Kyle Banks

Visualize Go Dependency Trees with Depth

Written by @kylewbanks on Mar 4, 2017.

Nobody likes a big dependency tree, particularly on external third-party packages that need to be maintained, debugged, vendored, etc. While working on Commuter I was experimenting with the new dependency management tool, ‘dep’ and began to wonder exactly how many packages I’m pulling in and how they’re being used.

As great as the standard Go tooling is, I was surprised to find no built-in way of visualizing the dependency tree of a package. A simple go list ./… does print the basics, but you can’t see which packages are actually being used and by which packages. go list also omits standard library packages which can be nice to see as well. This is where depth comes in!

Introducing Depth

depth is a command-line application to visualize the dependency tree of a particular package or a set of packages, working on wither your own packages, third-party libraries, or the Go standard library. Simply execute depth with the name of the package(s) to visualize:

# Any of your own packages or third-party libraries:
$ depth github.com/KyleBanks/depth/cmd/depth
github.com/KyleBanks/depth/cmd/depth
  ├ encoding/json
  ├ flag
  ├ fmt
  ├ io
  ├ log
  ├ os
  ├ strings
  └ github.com/KyleBanks/depth
    ├ fmt
    ├ go/build
    ├ path
    ├ sort
    └ strings

# Standard library:
$ depth strings
strings
  ├ errors
  ├ io
  ├ unicode
  └ unicode/utf8
  
# Or both:
$ depth strings github.com/KyleBanks/depth
strings
  ├ errors
  ├ io
  ├ unicode
  └ unicode/utf8
github.com/KyleBanks/depth
  ├ fmt
  ├ go/build
  ├ path
  ├ sort
  └ strings

There are a few arguments you can provide to get richer or simplified output, including test-only dependencies, limiting the depth of the tree, resolving internal standard library dependencies, JSON output, and more. For more on that, be sure to check depth out on GitHub.

depth is also written in a way that makes it simple to pull into your own projects and resolve the dependency tree of any package through code:

import "github.com/KyleBanks/depth"

var t depth.Tree
if err := t.Resolve("strings"); err != nil {
    log.Fatal(err)
}

// Output: "'strings' has 4 dependencies."
log.Printf("'%v' has %v dependencies.", t.Root.Name, len(t.Root.Deps)) 

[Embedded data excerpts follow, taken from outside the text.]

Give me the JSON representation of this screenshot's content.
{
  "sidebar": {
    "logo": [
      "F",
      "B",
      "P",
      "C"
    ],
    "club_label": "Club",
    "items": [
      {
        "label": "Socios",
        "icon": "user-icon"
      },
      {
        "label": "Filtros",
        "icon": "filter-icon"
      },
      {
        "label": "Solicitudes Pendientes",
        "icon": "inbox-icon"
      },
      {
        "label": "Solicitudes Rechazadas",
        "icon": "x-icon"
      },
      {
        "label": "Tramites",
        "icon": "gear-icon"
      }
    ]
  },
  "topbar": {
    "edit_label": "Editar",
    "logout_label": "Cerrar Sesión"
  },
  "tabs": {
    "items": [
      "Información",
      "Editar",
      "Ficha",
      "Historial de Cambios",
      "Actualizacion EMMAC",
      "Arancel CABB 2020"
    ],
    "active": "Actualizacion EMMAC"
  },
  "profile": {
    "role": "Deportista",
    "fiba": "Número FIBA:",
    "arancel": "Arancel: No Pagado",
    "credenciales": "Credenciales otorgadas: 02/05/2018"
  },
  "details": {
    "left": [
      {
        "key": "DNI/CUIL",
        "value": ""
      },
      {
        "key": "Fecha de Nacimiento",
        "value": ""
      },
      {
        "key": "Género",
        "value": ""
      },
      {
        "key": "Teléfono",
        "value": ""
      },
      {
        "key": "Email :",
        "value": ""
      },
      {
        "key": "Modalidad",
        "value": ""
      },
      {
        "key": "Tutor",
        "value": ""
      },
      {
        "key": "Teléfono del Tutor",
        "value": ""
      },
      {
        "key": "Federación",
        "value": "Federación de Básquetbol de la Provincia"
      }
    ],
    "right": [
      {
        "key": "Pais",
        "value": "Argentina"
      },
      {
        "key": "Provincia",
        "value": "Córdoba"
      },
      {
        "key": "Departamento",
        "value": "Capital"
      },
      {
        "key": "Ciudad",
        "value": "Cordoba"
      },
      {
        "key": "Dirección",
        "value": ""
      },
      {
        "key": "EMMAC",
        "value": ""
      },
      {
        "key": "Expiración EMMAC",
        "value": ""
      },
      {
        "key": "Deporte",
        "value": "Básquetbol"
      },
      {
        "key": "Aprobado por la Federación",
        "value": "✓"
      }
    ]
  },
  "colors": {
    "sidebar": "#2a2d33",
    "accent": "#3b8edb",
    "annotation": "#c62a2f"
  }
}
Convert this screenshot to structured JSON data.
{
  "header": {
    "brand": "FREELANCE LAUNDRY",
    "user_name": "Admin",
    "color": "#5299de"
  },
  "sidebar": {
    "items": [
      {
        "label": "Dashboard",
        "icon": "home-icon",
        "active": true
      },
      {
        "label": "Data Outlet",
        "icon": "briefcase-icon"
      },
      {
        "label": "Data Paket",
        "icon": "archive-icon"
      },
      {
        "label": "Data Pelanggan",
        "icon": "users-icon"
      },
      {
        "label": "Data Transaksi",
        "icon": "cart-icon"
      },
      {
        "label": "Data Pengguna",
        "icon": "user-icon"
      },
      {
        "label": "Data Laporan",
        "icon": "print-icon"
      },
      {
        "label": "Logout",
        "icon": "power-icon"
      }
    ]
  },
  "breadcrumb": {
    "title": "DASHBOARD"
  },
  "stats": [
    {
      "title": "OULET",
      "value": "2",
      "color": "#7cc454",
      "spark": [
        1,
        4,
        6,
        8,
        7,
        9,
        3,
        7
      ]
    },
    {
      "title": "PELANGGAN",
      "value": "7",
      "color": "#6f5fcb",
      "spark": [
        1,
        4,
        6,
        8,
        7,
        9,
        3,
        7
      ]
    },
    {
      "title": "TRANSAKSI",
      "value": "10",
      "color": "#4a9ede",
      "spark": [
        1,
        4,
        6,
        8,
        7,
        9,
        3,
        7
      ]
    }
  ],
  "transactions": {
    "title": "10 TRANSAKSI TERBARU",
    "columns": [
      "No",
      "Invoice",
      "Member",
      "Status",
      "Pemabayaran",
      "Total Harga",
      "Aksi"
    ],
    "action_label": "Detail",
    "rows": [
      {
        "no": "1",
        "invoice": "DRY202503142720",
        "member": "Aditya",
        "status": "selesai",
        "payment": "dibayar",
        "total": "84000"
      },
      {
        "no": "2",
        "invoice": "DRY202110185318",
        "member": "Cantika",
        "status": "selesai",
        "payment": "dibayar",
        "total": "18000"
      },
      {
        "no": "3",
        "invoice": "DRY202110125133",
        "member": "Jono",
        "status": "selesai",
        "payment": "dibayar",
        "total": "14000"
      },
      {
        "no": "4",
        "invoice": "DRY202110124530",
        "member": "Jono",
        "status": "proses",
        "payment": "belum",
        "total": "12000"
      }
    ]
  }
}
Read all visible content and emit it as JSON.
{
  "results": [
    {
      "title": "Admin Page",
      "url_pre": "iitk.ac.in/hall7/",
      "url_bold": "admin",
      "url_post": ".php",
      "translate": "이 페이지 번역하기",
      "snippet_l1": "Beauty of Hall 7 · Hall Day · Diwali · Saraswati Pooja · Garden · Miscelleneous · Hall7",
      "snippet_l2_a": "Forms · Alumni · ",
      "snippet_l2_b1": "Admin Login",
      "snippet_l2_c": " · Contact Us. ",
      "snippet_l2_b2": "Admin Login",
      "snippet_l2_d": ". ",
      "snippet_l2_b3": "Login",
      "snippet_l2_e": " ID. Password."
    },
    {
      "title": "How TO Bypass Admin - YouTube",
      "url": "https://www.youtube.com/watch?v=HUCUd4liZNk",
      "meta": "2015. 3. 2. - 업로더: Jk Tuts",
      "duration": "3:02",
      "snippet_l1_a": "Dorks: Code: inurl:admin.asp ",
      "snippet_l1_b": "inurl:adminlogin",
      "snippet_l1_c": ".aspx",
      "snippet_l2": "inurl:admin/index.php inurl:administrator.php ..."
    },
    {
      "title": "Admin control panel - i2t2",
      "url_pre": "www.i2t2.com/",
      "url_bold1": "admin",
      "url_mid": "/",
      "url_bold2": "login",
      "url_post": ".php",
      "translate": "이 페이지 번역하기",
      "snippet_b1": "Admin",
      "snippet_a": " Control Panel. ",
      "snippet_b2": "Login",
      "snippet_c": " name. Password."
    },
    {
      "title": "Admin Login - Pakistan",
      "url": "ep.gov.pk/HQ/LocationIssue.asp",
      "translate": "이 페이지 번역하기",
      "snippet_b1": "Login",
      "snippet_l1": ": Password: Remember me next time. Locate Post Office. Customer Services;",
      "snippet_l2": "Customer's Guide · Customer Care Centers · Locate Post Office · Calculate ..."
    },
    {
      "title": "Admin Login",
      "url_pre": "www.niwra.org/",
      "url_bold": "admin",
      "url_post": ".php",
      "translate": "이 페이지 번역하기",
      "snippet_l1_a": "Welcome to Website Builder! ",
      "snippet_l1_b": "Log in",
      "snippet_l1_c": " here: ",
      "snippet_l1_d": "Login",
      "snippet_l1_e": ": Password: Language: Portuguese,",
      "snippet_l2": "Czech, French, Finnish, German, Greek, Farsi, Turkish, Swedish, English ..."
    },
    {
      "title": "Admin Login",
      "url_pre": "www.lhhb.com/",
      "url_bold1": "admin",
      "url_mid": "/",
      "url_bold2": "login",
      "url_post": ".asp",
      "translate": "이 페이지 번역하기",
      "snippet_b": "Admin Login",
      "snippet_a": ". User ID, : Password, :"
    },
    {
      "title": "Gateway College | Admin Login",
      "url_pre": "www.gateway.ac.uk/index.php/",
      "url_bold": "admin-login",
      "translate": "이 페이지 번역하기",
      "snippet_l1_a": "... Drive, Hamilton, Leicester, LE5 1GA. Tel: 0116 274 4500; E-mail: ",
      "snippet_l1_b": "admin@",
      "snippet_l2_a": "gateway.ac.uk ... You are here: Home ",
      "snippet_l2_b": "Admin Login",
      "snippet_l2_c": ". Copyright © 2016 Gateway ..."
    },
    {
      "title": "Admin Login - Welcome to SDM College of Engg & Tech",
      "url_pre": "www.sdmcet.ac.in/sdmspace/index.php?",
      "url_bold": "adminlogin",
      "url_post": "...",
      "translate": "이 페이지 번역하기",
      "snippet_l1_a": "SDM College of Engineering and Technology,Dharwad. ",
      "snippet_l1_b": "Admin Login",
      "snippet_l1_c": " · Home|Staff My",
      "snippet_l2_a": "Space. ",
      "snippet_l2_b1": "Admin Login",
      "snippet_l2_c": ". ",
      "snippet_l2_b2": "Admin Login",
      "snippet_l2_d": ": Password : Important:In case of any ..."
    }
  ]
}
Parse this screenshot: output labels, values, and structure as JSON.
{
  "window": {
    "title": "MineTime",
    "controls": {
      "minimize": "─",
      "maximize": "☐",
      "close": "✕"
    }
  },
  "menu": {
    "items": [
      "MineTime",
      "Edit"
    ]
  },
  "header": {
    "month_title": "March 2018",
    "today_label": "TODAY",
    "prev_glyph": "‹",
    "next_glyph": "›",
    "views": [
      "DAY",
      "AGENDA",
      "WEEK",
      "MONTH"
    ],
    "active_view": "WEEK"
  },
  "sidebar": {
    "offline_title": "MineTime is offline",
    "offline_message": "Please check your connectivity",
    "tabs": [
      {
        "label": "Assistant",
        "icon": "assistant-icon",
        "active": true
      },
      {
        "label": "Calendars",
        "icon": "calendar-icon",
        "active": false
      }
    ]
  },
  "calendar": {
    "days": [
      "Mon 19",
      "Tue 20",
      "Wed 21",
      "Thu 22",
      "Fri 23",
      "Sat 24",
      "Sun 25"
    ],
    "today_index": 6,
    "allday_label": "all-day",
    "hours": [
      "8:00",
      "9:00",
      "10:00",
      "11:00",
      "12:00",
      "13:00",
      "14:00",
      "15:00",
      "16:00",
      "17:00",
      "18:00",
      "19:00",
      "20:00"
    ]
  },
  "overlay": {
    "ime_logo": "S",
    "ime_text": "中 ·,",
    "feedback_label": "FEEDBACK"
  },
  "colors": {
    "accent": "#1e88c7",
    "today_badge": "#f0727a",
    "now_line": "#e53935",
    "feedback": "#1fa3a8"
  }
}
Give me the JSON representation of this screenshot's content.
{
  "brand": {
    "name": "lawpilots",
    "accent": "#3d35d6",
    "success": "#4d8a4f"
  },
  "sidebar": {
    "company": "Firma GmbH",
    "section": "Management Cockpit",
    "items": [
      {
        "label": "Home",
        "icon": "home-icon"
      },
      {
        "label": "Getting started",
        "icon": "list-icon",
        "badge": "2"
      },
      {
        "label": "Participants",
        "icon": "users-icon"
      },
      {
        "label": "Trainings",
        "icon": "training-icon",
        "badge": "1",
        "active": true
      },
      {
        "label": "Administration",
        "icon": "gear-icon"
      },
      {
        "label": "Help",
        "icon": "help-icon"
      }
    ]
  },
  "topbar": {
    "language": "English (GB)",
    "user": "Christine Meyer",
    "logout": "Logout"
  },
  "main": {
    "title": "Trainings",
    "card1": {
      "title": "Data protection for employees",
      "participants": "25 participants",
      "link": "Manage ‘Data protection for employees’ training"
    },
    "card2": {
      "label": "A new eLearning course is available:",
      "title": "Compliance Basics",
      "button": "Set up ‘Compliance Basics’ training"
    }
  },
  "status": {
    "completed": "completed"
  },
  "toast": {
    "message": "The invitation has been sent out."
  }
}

Again, check the project out on GitHub for more on that.

Fun with Recursion

depth was a lot of fun to develop, mostly because it was all about recursion. The Tree starts with a root Pkg, which in turn has dependencies represented as a []Pkg - each of these has their own dependencies, and so on and so forth.

type Tree struct {
	Root *Pkg
	
	...
}

type Pkg struct {
	Tree   *Tree
	Parent *Pkg 
	Deps   []Pkg
	
	...
}

Resolving dependencies for each Pkg requires finding all the packages it imports (the dependencies or Deps), which must each be resolved themselves. You can find all the code on GitHub of course, but here’s a simplified version of the dependency resolution logic:

func (p *Pkg) Resolve(i Importer, resolveImports bool) error {   
    pkg, err := i.Import(name, p.SrcDir, importMode)
    if err != nil {
        return err
    }
    
    for _, imp := range pkg.Imports {
        if err := p.addDep(i, imp, pkg.Dir); err != nil {
            return err
        }
    }
    
    return nil
}

func (p *Pkg) addDep(i Importer, name string, srcDir string) error {
    dep := Pkg{
        Name:   name,
        SrcDir: srcDir,
        Tree:   p.Tree,
        Parent: p,
    }
    
    if err := dep.Resolve(i, resolveImports); err != nil {
        return err
    }
    p.Deps = append(p.Deps, dep)
    
    return nil
}

There’s a number of things missing from this simplified version, such as depth limiting, unique checks, handling internal versus third-party packages, etc. However, it should demonstrate the recursion at play in depth. Starting with Resolve I use an Importer type to determine the imports required by the current Pkg. For each import (pkg.Imports) I then call addImport, which in turn must use Resolve on the newly created Pkg to determine its dependencies.

The whole project basically wound up with recursive functions like this, performing logic such as calculating the depth of a particular Pkg in the Tree, seeing if a particular Pkg is ever a parent of another, and even indenting the output of the depth command-line application.